Kwaguʼł are a Kwakwakaʼwakw tribe of the Indigenous peoples of the Pacific Northwest Coast from central British Columbia, on northern Vancouver Island. Their main community is called Tsax̱is or Fort Rupert. The ancestral language is Kwakʼwala, a language that is a part of the Wakashan language group. In their language, Kwaguʼł translates to Smoke-Around-the-World referring to the smoke that exited from the many bighouses in their villages.

The band government of the Kwaguʼł is the Kwakiutl First Nation. The anglicization "Kwakiutl" and other forms of this group's name was for a long time used to describe all the Kwakwakaʼwakw peoples, but properly refers only to this group.
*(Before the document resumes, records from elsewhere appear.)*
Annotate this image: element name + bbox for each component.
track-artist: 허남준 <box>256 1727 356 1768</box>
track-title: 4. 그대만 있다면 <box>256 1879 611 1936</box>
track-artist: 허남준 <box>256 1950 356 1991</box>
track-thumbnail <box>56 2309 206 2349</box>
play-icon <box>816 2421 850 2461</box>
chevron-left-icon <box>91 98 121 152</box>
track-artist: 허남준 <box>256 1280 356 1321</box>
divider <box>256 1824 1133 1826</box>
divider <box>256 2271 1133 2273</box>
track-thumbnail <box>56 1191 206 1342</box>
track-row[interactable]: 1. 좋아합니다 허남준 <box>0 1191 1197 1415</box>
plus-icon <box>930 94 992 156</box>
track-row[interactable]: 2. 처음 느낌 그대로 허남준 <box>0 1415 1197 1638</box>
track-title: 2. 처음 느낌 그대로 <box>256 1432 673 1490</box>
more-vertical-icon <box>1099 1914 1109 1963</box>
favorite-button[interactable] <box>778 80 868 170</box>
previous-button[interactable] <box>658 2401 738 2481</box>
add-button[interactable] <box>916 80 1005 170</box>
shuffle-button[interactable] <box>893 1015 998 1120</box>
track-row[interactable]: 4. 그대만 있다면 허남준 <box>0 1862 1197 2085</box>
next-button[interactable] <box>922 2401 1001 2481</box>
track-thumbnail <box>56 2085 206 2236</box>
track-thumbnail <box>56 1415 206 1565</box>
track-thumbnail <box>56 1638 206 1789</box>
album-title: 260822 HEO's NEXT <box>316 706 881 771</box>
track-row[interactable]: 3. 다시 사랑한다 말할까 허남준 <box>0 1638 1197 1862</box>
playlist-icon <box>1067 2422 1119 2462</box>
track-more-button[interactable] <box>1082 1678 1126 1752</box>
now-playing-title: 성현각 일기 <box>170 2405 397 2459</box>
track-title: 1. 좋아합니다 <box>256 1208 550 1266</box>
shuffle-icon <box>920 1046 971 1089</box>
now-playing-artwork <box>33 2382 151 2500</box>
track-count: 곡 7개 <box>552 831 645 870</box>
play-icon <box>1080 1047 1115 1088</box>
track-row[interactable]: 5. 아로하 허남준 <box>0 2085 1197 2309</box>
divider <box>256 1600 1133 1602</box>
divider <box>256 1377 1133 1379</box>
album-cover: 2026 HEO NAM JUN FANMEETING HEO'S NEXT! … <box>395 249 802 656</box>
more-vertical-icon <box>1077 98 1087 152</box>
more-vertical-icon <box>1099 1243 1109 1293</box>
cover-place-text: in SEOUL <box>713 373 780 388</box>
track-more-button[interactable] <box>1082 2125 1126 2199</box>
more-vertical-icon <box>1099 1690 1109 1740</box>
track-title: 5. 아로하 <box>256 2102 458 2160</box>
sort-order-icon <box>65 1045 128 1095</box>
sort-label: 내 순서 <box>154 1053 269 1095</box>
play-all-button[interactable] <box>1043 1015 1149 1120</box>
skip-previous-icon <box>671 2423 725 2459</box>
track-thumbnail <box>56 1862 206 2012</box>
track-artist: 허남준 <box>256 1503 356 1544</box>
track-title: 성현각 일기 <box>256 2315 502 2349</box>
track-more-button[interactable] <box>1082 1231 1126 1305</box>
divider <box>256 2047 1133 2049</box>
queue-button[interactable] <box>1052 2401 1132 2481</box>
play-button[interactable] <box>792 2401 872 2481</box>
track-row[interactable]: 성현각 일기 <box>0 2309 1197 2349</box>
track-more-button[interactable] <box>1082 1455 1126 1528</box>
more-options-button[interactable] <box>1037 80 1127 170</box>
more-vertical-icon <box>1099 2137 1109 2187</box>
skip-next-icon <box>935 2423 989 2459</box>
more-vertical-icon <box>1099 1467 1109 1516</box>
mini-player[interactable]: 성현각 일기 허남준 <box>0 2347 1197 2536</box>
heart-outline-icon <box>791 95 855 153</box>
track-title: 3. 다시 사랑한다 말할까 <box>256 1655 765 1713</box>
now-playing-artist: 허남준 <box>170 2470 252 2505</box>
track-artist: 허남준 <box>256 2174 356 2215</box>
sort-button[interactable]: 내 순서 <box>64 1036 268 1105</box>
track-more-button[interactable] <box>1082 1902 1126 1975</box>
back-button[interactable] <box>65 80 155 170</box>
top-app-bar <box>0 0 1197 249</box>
The term "Kwakiutl" is also used by the Laich-kwil-tach or Lekwiltok (Euclataws or Yucultas, historically) who migrated from the vicinity of what would become Fort Rupert to what is now the City of Campbell River and adjoining islands at the start of the 19th century; they identify as the Southern Kwakiutl.

==Notable members==
- Artist Mungo Martin and his descendants, many of whom are also prominent artists.
- Tony Hunt, chief of the Kwaguʼł and a carver/sculptor
- Hawinipologwa or Qualicum Annie as she is better known as, was Walas Kwagulh, and she likely carried the killer whale crest.